Единственный проблеск надежды мелькнул, когда он получил предписание вернуться в Англию в Найтбриджские казармы. В Англии, по крайне мере, он не будет чувствовать себя таким отверженным. Быть может, он сможет начать новую жизнь. Какая ирония судьбы, что теперь, когда было уже слишком поздно, он мог сделать именно то, чего всегда хотела от него Диана. В ее письмах, которые он получал во время войны, она говорила, что мечтает о том, чтобы после войны он мог остаться в Лондоне. Как было бы замечательно, если бы он мог быть рядом, ну а о том, чтобы он оставил военную службу, она даже мечтать не смеет. Уйти в отставку, чтобы целиком посвятить себя ей!

Сколько злой иронии выказала судьба, осуществив, в конце концов, все ее желания. Теперь уже слишком поздно, и жизнь исказила все их помыслы — едва ли она предполагала, что он будет вынужден уйти в отставку против воли. Никто из них не мог представить такого оборота дел.

Когда началось сокращение штатов, Джеймс оказался первым кандидатом. Естественно, ему представили весьма вежливые объяснения: хотя он проявил великолепные командирские качества, хотя он заслуживает самых высоких похвал за проведение боевых действий во время войны, но он, как это ни прискорбно, провалил экзамены. Несмотря на то что он был представлен к награде — «Военному кресту» — и его отряд не понес потерь в ходе войны, командованию приходится в первую очередь думать о высококвалифицированных кадрах.
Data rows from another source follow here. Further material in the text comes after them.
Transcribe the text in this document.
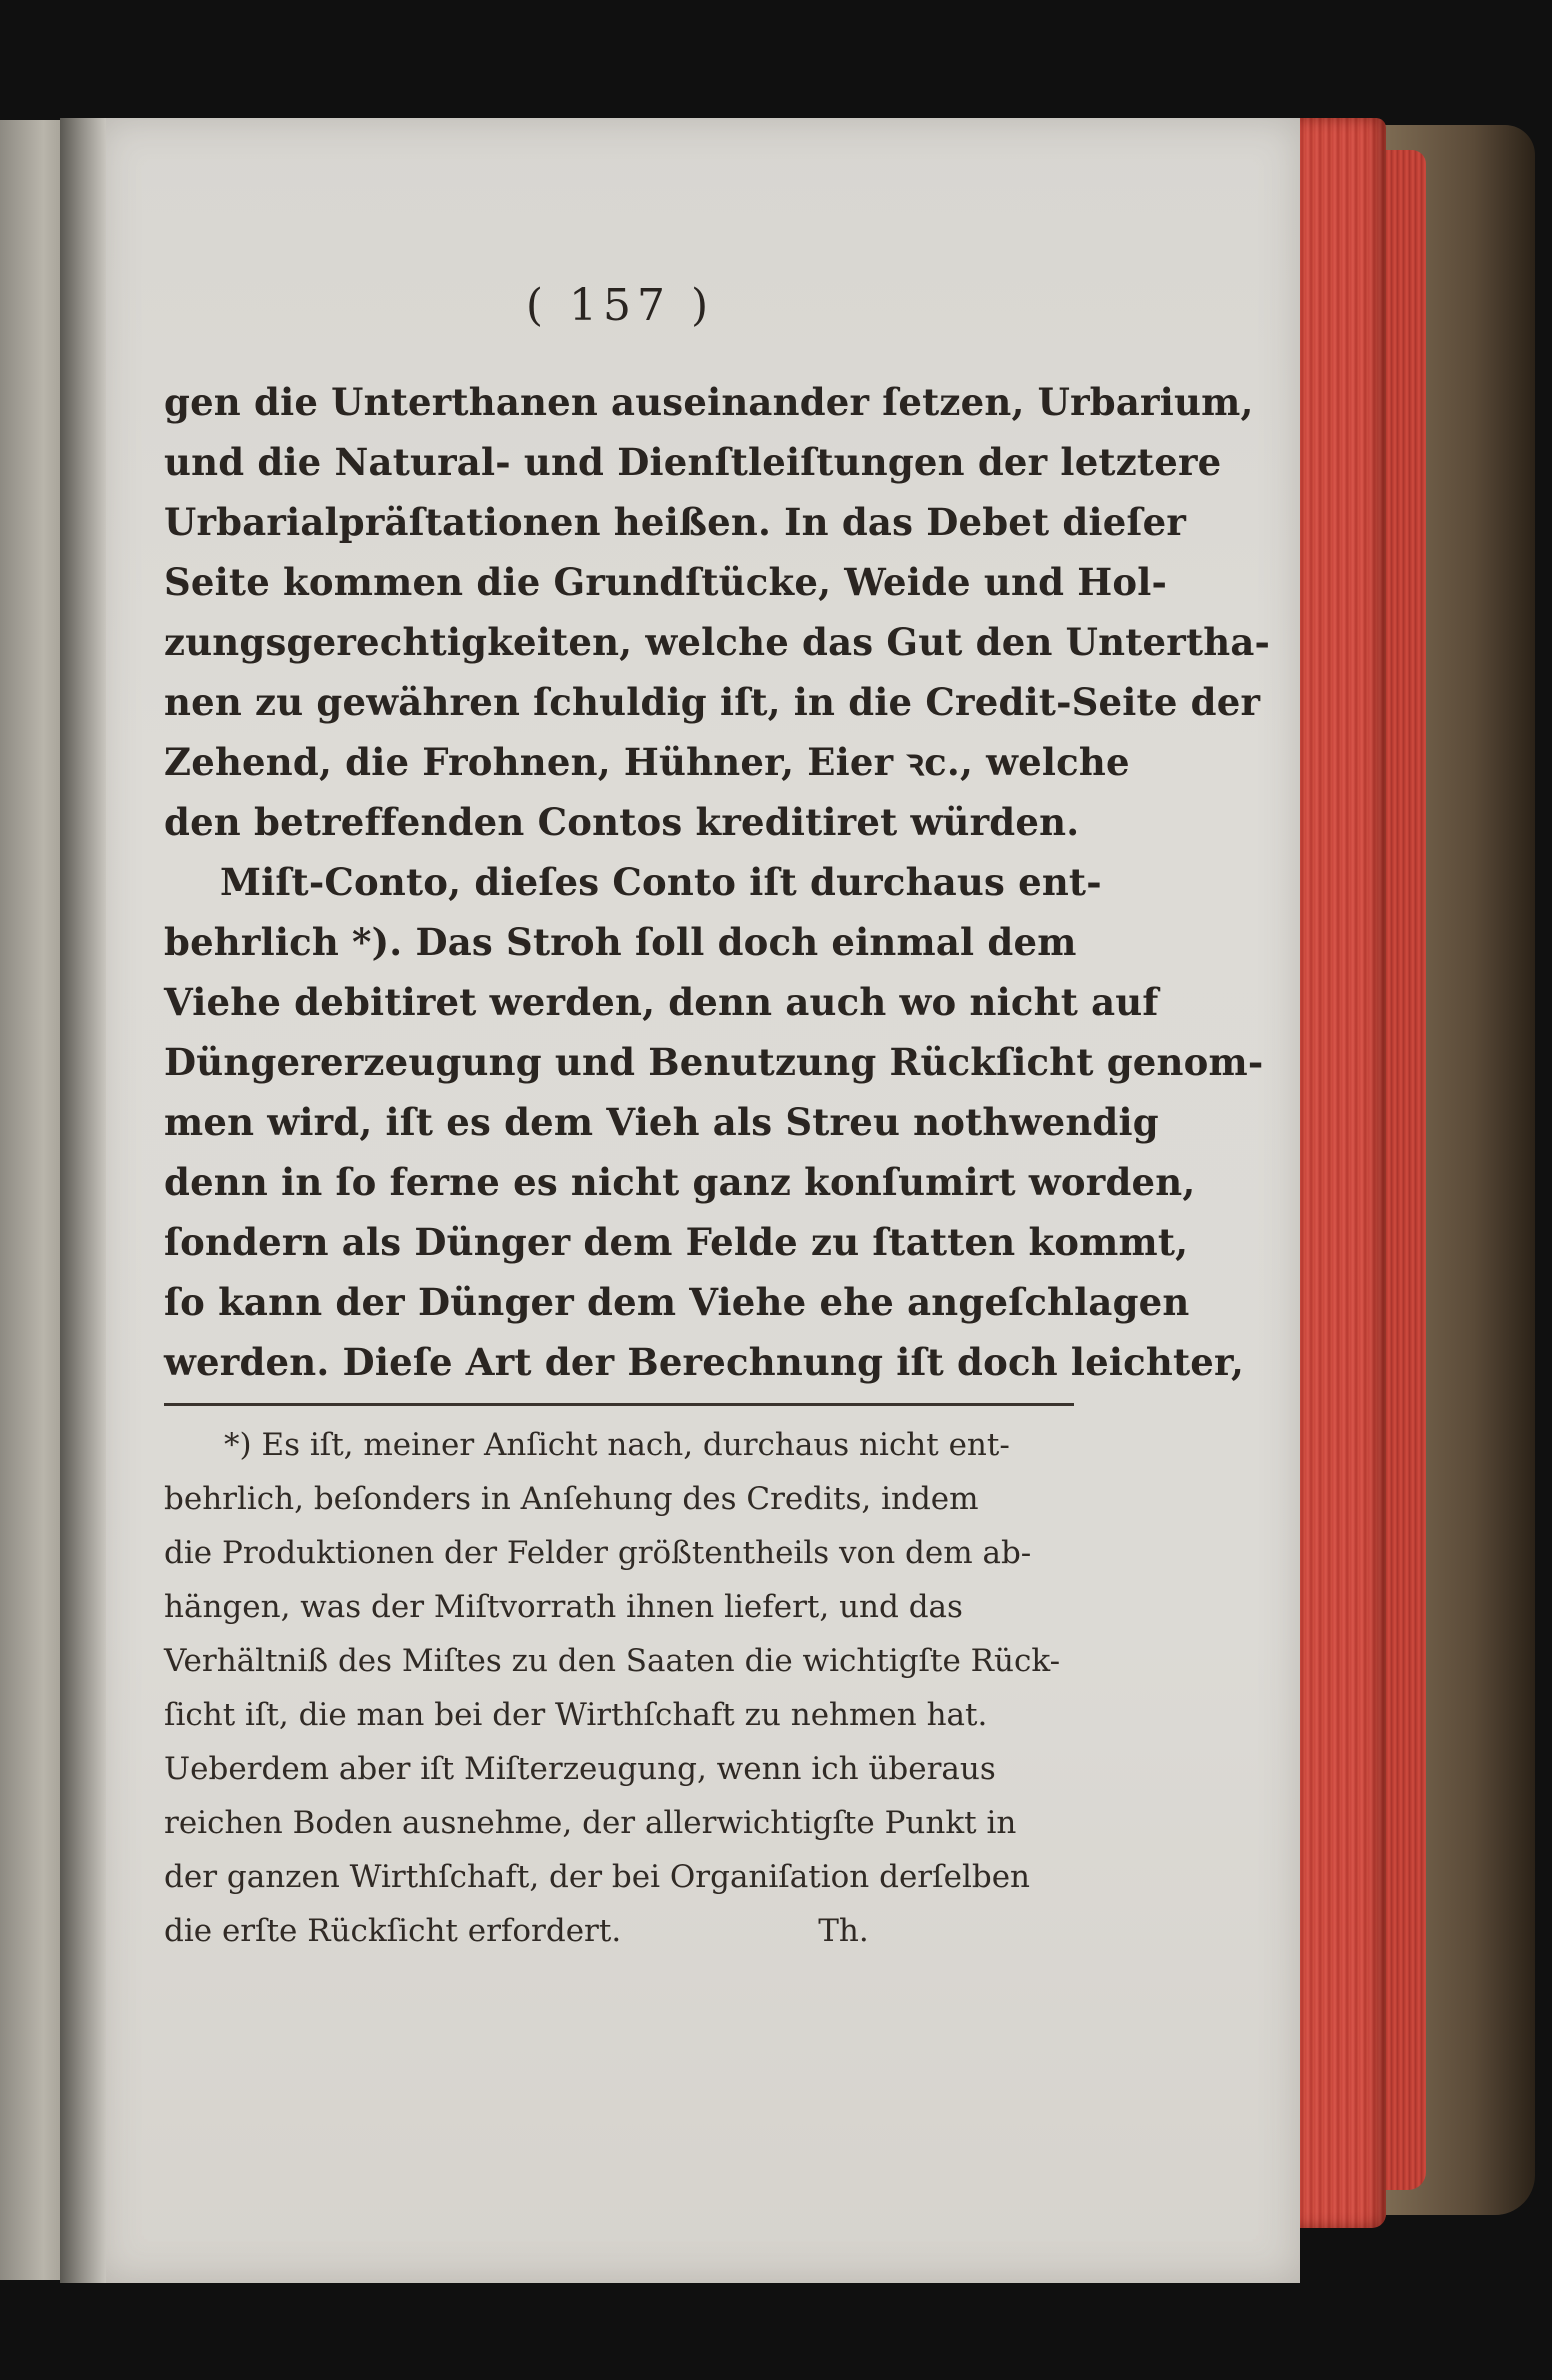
( 157 )
gen die Unterthanen auseinander ſetzen, Urbarium,
und die Natural- und Dienſtleiſtungen der letztere
Urbarialpräſtationen heißen. In das Debet dieſer
Seite kommen die Grundſtücke, Weide und Hol-
zungsgerechtigkeiten, welche das Gut den Untertha-
nen zu gewähren ſchuldig iſt, in die Credit-Seite der
Zehend, die Frohnen, Hühner, Eier ꝛc., welche
den betreffenden Contos kreditiret würden.
Miſt-Conto, dieſes Conto iſt durchaus ent-
behrlich *). Das Stroh ſoll doch einmal dem
Viehe debitiret werden, denn auch wo nicht auf
Düngererzeugung und Benutzung Rückſicht genom-
men wird, iſt es dem Vieh als Streu nothwendig
denn in ſo ferne es nicht ganz konſumirt worden,
ſondern als Dünger dem Felde zu ſtatten kommt,
ſo kann der Dünger dem Viehe ehe angeſchlagen
werden. Dieſe Art der Berechnung iſt doch leichter,
*) Es iſt, meiner Anſicht nach, durchaus nicht ent-
behrlich, beſonders in Anſehung des Credits, indem
die Produktionen der Felder größtentheils von dem ab-
hängen, was der Miſtvorrath ihnen liefert, und das
Verhältniß des Miſtes zu den Saaten die wichtigſte Rück-
ſicht iſt, die man bei der Wirthſchaft zu nehmen hat.
Ueberdem aber iſt Miſterzeugung, wenn ich überaus
reichen Boden ausnehme, der allerwichtigſte Punkt in
der ganzen Wirthſchaft, der bei Organiſation derſelben
die erſte Rückſicht erfordert.                    Th.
Этот удар сбил Джеймса с ног. Ощущение было таким, словно из него выпустили кровь. То, что сейчас, после семнадцати лет беспорочной службы, он останется не у дел, не укладывалось в голове. Мысль о мрачном будущем парализовала волю. Еще хуже было то, что командование, чтобы подсластить пилюлю, назначило ему годовое пособие. Перед ним был целый год для созерцания мрачных перспектив, и вся жизнь, чтобы понять, стоила ли любовь к Диане таких жертв. Он поставил на карту все и остался ни с чем.
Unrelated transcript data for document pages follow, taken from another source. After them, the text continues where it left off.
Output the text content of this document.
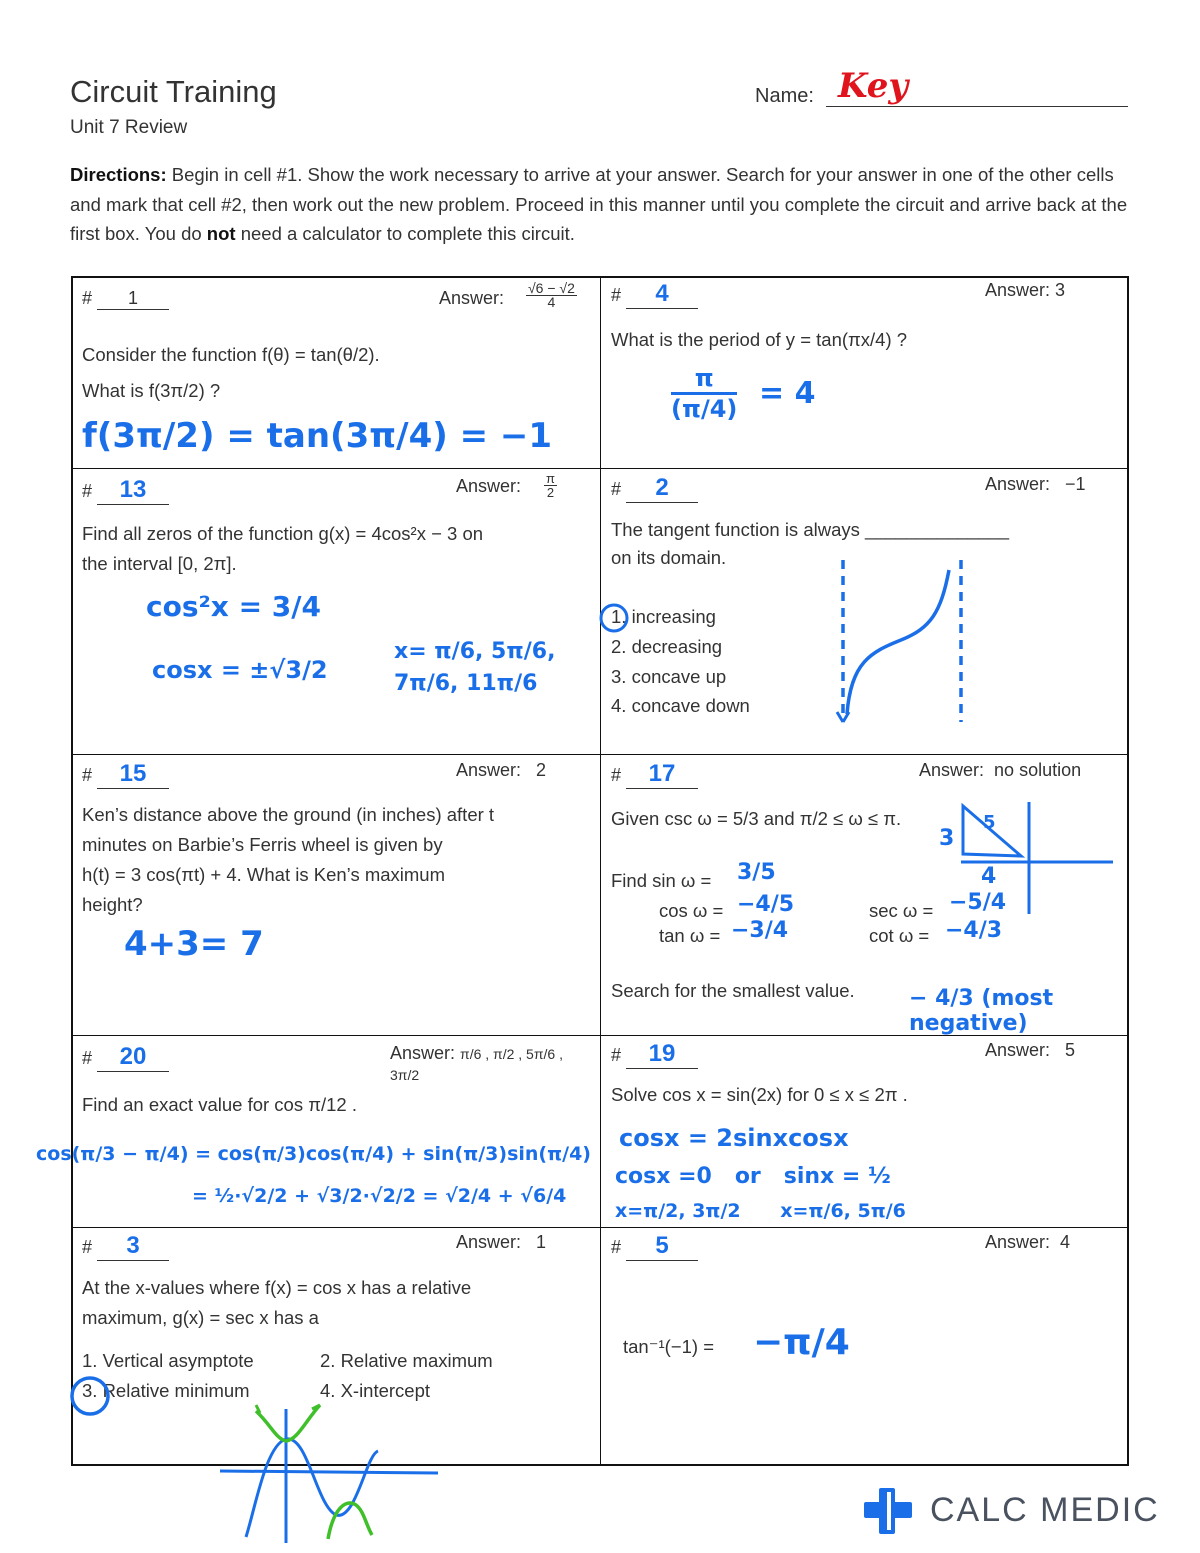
Circuit Training
Unit 7 Review
Name: Key
Directions: Begin in cell #1. Show the work necessary to arrive at your answer. Search for your answer in one of the other cells and mark that cell #2, then work out the new problem. Proceed in this manner until you complete the circuit and arrive back at the first box. You do not need a calculator to complete this circuit.
# 1	Answer: $\frac{√6 - √2}{4}$
Consider the function f(θ) = tan(θ/2).
What is f(3π/2) ?
f(3π/2) = tan(3π/4) = −1
# 4	Answer: 3
What is the period of y = tan(πx/4) ?
$\frac{\pi}{(\pi/4)} = 4$
# 13	Answer: $\frac{\pi}{2}$
Find all zeros of the function g(x) = 4cos²x − 3 on
the interval [0, 2π].
cos²x = 3/4
cosx = ±√3/2
x= π/6, 5π/6, 7π/6, 11π/6
# 2	Answer: −1
The tangent function is always ______________
on its domain.
1. increasing
2. decreasing
3. concave up
4. concave down
# 15	Answer: 2
Ken’s distance above the ground (in inches) after t
minutes on Barbie’s Ferris wheel is given by
h(t) = 3 cos(πt) + 4. What is Ken’s maximum
height?
4+3= 7
# 17	Answer: no solution
Given csc ω = 5/3 and π/2 ≤ ω ≤ π.
3
5
4
Find sin ω = 3/5
cos ω = −4/5
tan ω = −3/4
sec ω = −5/4
cot ω = −4/3
Search for the smallest value. − 4/3 (most negative)
# 20	Answer: π/6 , π/2 , 5π/6 , 3π/2
Find an exact value for cos π/12 .
cos(π/3 − π/4) = cos(π/3)cos(π/4) + sin(π/3)sin(π/4)
= ½·√2/2 + √3/2·√2/2 = √2/4 + √6/4
# 19	Answer: 5
Solve cos x = sin(2x) for 0 ≤ x ≤ 2π .
cosx = 2sinxcosx
cosx =0   or   sinx = ½
x=π/2, 3π/2      x=π/6, 5π/6
# 3	Answer: 1
At the x-values where f(x) = cos x has a relative
maximum, g(x) = sec x has a
1. Vertical asymptote	2. Relative maximum
3. Relative minimum	4. X-intercept
# 5	Answer: 4
tan⁻¹(−1) = −π/4
CALC MEDIC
Он, конечно, знал истинную причину своей отставки. Бюрократические формулировки не могли его обмануть. Он прекрасно понимал, что виной всему его отношения с принцессой Уэльской, благодаря стараниям прессы, получившие широкую огласку. Его сочли неудобным человеком из опасения, что он может запятнать славное имя королевской гвардии.

Все, чего ему хотелось в жизни, — это служить своей родине, еще в детстве он мечтал быть солдатом. И теперь, пытаясь исполнить свой долг, как он себе его представлял, то есть придя на помощь жене будущего монарха, он был лишен всего, к чему стремился. Его однополчане, на поддержку которых, как он полагал, может рассчитывать, те самые люди, которые бесстрашно бросались в бой, когда он вел их на смерть, теперь отвернулись от него. Без армии он был никем и ничем.
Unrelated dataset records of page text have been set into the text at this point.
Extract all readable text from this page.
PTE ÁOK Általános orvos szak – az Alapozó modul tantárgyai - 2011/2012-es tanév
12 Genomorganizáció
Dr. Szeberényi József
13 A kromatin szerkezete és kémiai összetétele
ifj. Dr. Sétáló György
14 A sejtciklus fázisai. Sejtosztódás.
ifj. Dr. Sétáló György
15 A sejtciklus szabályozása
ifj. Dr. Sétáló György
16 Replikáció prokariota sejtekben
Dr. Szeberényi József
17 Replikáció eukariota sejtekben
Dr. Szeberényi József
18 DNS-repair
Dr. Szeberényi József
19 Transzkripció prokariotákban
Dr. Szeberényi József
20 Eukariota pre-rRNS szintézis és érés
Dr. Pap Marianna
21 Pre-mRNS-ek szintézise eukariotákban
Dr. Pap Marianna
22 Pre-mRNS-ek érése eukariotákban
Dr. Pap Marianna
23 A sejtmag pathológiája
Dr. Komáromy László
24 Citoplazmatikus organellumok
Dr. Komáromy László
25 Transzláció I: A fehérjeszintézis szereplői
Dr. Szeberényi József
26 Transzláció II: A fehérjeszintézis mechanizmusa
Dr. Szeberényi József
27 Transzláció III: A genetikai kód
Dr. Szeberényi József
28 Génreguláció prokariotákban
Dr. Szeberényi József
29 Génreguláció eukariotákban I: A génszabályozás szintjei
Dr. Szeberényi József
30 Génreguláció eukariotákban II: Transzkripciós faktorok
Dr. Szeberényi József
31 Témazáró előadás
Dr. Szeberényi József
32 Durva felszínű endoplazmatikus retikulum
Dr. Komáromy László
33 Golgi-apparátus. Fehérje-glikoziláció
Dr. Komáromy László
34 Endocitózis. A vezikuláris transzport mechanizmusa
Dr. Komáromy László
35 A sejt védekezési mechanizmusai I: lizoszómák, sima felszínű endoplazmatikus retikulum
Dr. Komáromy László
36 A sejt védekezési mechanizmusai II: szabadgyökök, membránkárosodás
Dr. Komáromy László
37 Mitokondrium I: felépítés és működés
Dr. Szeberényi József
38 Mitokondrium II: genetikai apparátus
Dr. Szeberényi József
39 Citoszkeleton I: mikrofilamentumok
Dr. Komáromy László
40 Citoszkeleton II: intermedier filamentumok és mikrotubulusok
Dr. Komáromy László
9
Он вернулся домой в Девон уничтоженный и пристыженный. Он знал, что любящая мать не осудит его и все простит, но он был унижен. Ему было тяжело сознавать, что он не оправдал ее надежд. У него с матерью были не такие отношения, чтобы она стала откровенно объяснять ему, что его промахи не могут повлиять на ее любовь. Она мечтала о его счастье, и беспокоит ее теперь вовсе не его отставка, а душевное состояние сына. Но она надеялась, что молчаливый, радушный прием, который он встретил дома, даст ему понять все это лучше всяких слов. Она никогда не касалась больной темы, никогда в ее голосе не звучало даже тени разочарования своим сыном, и такая сдержанность служила подтверждением ее материнской любви.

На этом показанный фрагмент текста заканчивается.